O que quer que o homem tivesse para dizer nunca se ouviu. Porque ele abriu a boca e dela saiu apenas uma meia dose de fôlego, pôs-se vermelho e caiu de borco. Por dentro houvera debandada, como um tropel de cavalos assustados, agora estava tudo parado. Era dia sem vento, já não saía nem entrava pela boca que engolia terra, sem engolir nada. Olhos abertos, mas se viam era para longe, para além das cortinas pesadas na extremidade aterradora do mundo. Tal como o que o homem tinha para dizer e não disse, também isso jamais se saberia, a voz acabara‑se e acabara-se o homem.

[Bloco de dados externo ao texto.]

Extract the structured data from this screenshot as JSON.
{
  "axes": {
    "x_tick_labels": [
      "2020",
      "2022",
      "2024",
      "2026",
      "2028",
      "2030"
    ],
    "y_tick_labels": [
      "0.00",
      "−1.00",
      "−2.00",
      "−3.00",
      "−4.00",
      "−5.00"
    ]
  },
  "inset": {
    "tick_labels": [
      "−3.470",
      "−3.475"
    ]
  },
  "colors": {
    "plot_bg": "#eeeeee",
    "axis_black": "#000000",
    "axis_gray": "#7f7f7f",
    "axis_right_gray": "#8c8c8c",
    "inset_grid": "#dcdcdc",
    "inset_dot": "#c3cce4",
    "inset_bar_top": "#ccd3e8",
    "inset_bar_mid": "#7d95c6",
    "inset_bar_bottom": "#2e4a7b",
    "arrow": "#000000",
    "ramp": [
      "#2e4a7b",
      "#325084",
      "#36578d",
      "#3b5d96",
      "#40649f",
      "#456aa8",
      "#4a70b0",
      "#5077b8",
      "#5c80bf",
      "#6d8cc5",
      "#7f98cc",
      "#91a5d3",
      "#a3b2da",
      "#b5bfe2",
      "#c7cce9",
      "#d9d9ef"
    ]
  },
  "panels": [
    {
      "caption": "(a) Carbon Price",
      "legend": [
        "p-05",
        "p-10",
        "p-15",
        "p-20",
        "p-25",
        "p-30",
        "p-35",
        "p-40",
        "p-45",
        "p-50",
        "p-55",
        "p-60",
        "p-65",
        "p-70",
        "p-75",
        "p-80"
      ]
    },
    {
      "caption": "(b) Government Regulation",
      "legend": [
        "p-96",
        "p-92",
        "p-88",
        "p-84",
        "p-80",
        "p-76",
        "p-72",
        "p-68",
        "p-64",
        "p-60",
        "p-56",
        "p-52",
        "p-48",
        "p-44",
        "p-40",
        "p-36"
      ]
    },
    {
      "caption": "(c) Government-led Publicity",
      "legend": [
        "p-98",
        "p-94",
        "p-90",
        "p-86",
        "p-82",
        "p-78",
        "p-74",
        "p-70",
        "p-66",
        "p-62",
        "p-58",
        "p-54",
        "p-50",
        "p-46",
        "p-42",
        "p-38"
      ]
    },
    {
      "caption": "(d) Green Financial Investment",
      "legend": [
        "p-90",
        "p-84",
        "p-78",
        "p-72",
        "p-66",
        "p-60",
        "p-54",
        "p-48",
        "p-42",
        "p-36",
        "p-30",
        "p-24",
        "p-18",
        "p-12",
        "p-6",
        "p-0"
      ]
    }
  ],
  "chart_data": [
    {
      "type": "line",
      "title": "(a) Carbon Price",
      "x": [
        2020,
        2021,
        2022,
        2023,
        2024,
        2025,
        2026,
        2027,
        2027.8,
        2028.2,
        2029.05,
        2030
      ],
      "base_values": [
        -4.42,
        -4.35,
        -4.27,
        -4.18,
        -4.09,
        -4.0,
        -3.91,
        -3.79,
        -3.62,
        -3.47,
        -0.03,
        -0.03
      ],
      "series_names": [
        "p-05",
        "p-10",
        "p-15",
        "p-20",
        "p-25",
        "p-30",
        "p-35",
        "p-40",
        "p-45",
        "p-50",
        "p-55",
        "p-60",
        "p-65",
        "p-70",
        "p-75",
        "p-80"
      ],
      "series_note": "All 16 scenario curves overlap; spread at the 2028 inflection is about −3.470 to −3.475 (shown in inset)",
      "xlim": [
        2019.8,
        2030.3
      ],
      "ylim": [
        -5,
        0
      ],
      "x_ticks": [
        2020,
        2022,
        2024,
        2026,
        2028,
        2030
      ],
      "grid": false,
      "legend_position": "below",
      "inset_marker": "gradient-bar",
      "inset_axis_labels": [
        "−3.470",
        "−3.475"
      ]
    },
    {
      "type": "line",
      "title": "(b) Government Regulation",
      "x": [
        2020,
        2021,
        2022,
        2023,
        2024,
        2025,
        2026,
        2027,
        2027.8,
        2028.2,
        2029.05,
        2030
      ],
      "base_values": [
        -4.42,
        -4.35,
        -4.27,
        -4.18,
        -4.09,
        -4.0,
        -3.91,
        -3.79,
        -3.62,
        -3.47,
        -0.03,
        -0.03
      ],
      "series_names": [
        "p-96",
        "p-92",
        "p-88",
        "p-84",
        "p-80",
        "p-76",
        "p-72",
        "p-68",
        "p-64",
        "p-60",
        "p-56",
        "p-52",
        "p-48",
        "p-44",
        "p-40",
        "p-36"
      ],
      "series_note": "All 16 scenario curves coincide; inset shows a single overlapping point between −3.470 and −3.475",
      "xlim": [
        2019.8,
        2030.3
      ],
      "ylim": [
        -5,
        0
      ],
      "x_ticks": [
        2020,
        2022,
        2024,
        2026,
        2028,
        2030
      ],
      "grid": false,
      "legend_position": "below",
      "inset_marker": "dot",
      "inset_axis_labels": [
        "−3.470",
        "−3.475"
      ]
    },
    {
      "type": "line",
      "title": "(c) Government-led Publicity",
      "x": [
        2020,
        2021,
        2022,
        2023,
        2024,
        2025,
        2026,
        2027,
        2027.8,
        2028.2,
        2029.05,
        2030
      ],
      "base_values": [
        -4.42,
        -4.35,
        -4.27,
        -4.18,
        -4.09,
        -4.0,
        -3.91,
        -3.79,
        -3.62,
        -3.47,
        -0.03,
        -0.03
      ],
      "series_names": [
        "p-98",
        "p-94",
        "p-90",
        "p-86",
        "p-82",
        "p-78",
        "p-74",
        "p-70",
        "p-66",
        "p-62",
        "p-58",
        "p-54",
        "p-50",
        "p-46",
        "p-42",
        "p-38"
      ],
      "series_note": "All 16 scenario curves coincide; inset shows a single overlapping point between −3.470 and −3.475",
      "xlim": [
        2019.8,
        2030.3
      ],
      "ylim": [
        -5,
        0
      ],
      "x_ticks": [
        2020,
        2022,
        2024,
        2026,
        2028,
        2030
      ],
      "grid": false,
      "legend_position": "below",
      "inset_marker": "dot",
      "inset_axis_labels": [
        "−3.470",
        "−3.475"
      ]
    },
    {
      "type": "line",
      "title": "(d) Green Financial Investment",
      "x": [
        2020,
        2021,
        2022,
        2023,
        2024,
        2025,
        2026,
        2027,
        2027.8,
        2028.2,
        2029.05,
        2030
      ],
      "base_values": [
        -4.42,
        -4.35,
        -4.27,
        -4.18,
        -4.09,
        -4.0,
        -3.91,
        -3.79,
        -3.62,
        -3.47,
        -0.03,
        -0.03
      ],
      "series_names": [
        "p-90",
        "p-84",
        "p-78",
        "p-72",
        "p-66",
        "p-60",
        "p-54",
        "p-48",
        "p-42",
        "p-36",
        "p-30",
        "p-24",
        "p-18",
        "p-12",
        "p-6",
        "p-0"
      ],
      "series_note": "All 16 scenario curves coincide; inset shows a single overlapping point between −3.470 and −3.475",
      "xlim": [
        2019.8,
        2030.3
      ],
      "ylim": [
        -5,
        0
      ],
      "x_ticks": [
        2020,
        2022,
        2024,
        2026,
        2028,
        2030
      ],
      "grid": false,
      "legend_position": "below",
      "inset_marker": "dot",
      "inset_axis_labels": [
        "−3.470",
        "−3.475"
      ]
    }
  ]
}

Em seu redor, as respirações tinham-se espantado um instante, e agora moviam-se braços e pernas num socorro desnecessário. Daí a pouco gemeriam sirenes, para nada. Só levariam casca de homem. Os que esperavam para ouvi-lo, ao homem das palavras, olhavam agora em volta à procura de quem lhe descobrisse a última letra ainda dentro da boca, e pudesse com ela formar a palavra seguinte, e prosseguir onde ele se detivera. Ao homem levavam-no as sirenes. Mas não havia ninguém capaz de ver letras invísiveis, menos ainda de inventá-las, todos tinham ouvidos grandes e bocas pequenas, e olhos nenhuns para essas coisas.